Нелегкая, оказывается, штука — расставание. Раньше думалось: подойдет время, сразу все бросишь, в одних трусах поплывешь через залив. А выходит, нет. Пожал доктору Филимонову руку, посмотрел на его седую голову — и Кронштадт показался роднее родного.

В библиотеке Дома флота встретил Амелина. Уже капитан. Растет человек.

— Ну вот, это дело, даже не заходишь. С глаз долой — из сердца вон! Нешто мы тебе чужие? Ты ведь, это дело, у нас вырос... Ребята завели специальный альбом, вырезают твои стихи из газет и расклеивают. Взглянул бы, это дело, на свое собрание сочинений. Не чурайся. Может, что не так было — не держи обиды. Всякое бывает. Нешто мы не люди...

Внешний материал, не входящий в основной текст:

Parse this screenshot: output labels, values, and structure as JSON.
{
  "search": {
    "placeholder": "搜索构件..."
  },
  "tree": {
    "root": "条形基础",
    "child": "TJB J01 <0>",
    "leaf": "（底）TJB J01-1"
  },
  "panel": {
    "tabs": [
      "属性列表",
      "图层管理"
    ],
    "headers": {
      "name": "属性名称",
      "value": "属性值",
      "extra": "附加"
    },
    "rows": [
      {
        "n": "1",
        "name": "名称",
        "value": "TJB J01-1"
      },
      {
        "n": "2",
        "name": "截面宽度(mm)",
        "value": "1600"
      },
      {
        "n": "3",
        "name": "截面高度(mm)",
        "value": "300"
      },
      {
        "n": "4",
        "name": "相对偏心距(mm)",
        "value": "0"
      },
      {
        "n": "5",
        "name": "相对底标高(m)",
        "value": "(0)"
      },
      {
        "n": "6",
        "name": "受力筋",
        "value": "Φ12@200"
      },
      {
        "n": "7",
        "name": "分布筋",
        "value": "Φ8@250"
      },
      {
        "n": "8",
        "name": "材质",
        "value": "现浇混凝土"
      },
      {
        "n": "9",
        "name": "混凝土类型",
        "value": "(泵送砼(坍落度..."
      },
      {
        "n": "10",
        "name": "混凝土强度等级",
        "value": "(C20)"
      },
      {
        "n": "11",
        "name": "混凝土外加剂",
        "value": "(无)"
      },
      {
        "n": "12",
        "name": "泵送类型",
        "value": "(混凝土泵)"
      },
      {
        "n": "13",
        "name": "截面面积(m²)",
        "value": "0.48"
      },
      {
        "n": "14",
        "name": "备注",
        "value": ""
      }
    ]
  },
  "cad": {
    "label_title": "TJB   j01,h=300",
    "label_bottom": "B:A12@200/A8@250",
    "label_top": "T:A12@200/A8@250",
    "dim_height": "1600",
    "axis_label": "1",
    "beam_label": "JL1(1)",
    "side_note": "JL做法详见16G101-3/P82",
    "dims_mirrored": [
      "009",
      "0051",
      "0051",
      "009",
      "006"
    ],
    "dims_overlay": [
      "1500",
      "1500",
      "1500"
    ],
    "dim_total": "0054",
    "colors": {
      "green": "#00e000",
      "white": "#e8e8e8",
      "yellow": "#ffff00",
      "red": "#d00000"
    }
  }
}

Киса́ туго набита, затянута шнуром. Шкипер выдал все, что положено: и одел, и обул, и на дорогу дал. С командиром выпили по «лампадочке». Ребятам пожал руку.

— Не поминайте лихом!

Вышел на палубу, положил ладонь на теплый поручень, поблагодарил «Добрыню Никитича» за ласку, за хлеб я соль, за броню, что укрывала от непогоды.

Когда сошел на пирс, сигнальщик с мостика написал флажками:

— Счастливого плавания!

Даже задохнулся, будто чем ударили под ложечку. Наклонил голову, покачал ею, потер рукой горло, загмыкал, прогоняя густо подступившую горькоту.

1960-1962 гг.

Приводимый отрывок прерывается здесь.